La discorde autour de la réforme a raison du chef de l'APN, Shawn Atleo

Shawn Atleo a dit ne pas vouloir servir de paratonnerre alors que les Premières Nations sont divisées sur ce projet de loi.
Photo: La Presse canadienne (photo) Adrian Wyld Shawn Atleo a dit ne pas vouloir servir de paratonnerre alors que les Premières Nations sont divisées sur ce projet de loi.
Le chef national de l’Assemblée des Premières Nations (APN) démissionne alors que la grogne contre la réforme de l’éducation proposée par le gouvernement Harper grandit dans les communautés autochtones.

Shawn Atleo a annoncé sa décision de quitter ses fonctions dans un bref discours devant des journalistes, vendredi après-midi, à Ottawa. M. Atleo a lui-même cité le projet de loi fédéral sur l’éducation des autochtones. « Ce travail est trop important et je ne suis pas prêt à être un obstacle qui l’empêche, ni à être le paratonnerre qui détournerait l’attention des enfants et de leur potentiel », a-t-il dit.

C’est que plusieurs communautés autochtones ont dénoncé cette initiative du gouvernement fédéral alors que le chef Atleo semblait prêt à l’applaudir.

Le projet de loi C-33, qui prétend redonner le contrôle aux Premières Nations de leurs systèmes d’éducation, a été déposé par le ministre Bernard Valcourt le 10 avril.

Selon Ghislain Picard, le chef régional de l’APN pour le Québec et le Labrador, c’est maintenant la majorité des communautés autochtones qui s’y opposent. « Sans doute était-il allé trop loin dans son appui pour le projet de loi C-33 avec le gouvernement fédéral », a dit le chef Picard du chef Atleo.

M. Atleo disait encore du bien du projet de loi, en démissionnant. « La proposition actuelle sur l’éducation est […] un effort sincère et constructif de la part du premier ministre Stephen Harper pour faire un pas en avant », a-t-il déclaré.
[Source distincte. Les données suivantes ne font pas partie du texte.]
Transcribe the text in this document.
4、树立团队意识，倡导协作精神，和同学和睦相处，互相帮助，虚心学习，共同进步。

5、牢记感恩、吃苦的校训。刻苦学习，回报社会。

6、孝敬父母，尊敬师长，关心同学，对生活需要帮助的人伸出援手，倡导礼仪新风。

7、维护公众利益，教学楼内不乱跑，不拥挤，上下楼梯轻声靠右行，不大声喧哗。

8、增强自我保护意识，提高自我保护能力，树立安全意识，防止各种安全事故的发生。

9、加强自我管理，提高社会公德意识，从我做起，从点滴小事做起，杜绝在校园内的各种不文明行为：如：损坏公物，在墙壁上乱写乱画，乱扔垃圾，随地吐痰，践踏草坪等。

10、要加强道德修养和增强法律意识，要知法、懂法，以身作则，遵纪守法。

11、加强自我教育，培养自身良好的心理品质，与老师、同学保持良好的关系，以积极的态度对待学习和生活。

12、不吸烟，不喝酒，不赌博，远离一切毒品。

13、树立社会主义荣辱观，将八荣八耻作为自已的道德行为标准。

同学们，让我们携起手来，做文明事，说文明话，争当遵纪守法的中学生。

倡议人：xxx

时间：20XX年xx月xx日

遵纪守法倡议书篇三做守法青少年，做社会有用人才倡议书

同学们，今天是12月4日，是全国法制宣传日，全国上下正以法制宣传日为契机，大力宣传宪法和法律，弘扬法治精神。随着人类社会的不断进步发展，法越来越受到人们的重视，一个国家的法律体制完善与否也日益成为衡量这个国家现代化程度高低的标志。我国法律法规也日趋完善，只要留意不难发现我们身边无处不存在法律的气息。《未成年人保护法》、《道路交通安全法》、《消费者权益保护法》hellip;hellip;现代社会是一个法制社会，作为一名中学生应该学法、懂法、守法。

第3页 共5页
M. Picard estime donc que le chef Atleo n’avait plus le choix de partir. « Il continue d’encenser le gouvernement de M. Harper alors qu’il y a une méfiance évidente. […] Donc on constate qu’il y a ici un monde entre le point de vue du chef national et ceux qu’il est appelé à représenter. Il n’y avait pas, selon moi, d’autre issue possible. »
C’est dans un communiqué que le premier ministre s’est désolé du départ du chef Atleo, y citant sa « tristesse ». « Nous avons […] partagé la volonté d’améliorer l’éducation des Premières Nations et de veiller à ce que les élèves qui vivent dans les réserves se voient offrir les normes pédagogiques, le soutien et les possibilités que la plupart des Canadiens tiennent pour acquis », peut-on lire dans la déclaration de Stephen Harper.

Un projet de loi contesté

C-33 établit un système semblable à celui des commissions scolaires. Ces structures assureront un curriculum qui permette aux élèves autochtones de passer aux écoles hors réserve. Le contenu des cours devra donc s’ajuster au contenu imposé par le ministère de l’Éducation de la province où se situe l’école.

Le projet de loi prévoit aussi un système de surveillance par un comité qui aura à juger de la performance des écoles. Cette surveillance est un des points dénoncés par les communautés autochtones qui disent avoir besoin de ressources financières et non pas de surveillance.

Vendredi matin, aux Communes, le député néodémocrate Roméo Saganash reprenait les critiques de ces communautés. « Pourquoi le ministre s’entête-t-il à imposer un projet de loi qui oblige les étudiants à attendre jusqu’aux prochaines élections pour recevoir de nouveaux financements, alors qu’ils méritent ce financement aujourd’hui et maintenant ? » a demandé le député.